A process server is someone who delivers court orders or other legal documents to a party in a legal proceeding.
Step 2 – Include Information on the Service
You need to be as specific as possible to avoid ambiguity that can negatively impact a court case. Provide the following details:
- The papers that were served (for example, a subpoena, complaint, or summons).
- Where the papers were served (write down the full address).
- The date of service.
- The name of the individual or entity that was served.
- How the papers were served (delivered personally or in a postpaid, properly addressed envelope at a postal office or official depository under the exclusive care and custody of the United States Postal Service).
Step 3 – Notarize the Document
Provide the county and state where the affidavit was notarized. You should always notarize affidavits. However, you can fill in this information manually at a later time.
Affidavit of Service Sample
Below is a sample affidavit of service form available in PDF or Word format.
Frequently Asked Questions
Does an affidavit of service need to be notarized?
Yes, an affidavit of service needs to be notarized.
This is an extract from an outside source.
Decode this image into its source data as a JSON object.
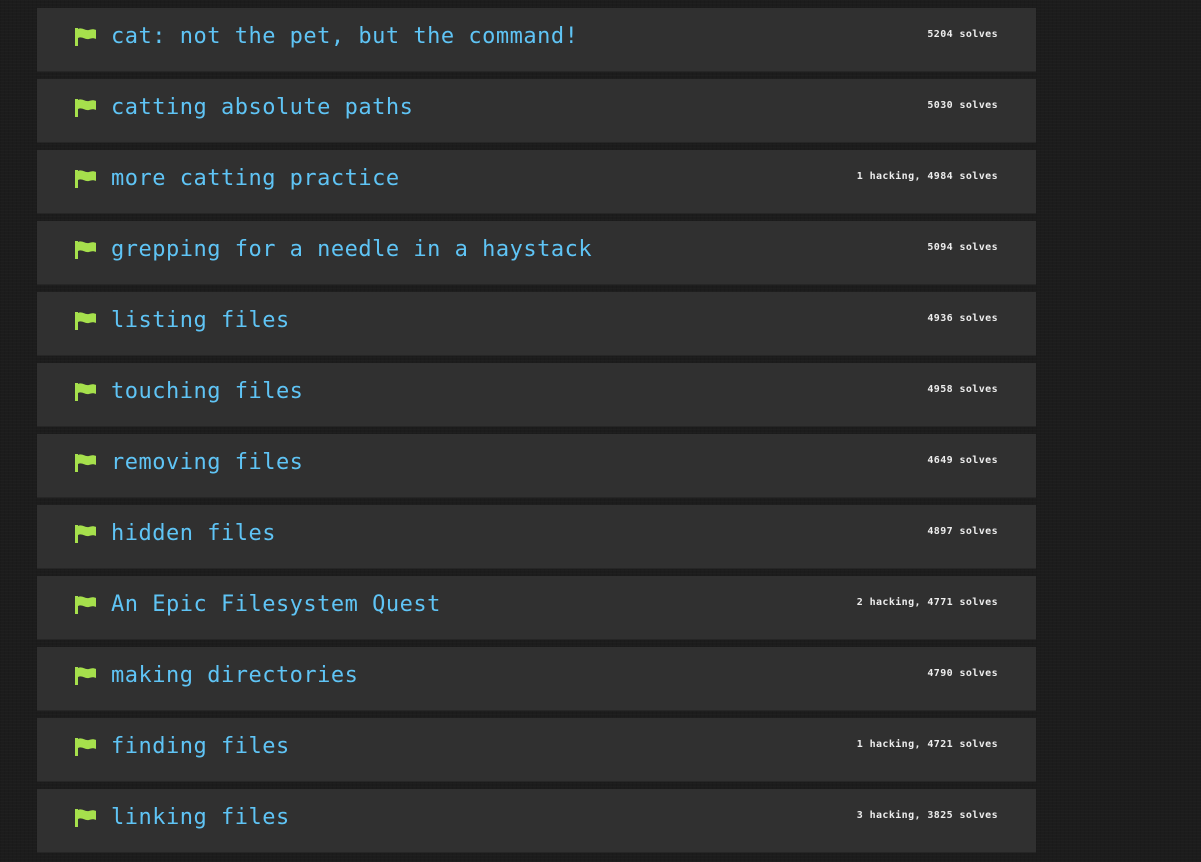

Like all affidavits, notarization is required to ensure that the individual is attesting information without coercion or undue influence and who they say they are.
What is the difference between a certificate of service and an affidavit of service?
There is no difference between a certificate of service and an affidavit of service other than the name. Both documents achieve the same goal as certifying that you have served a document upon somebody. The terms are interchangeable, and it is often a matter of preference which one is used in a given situation.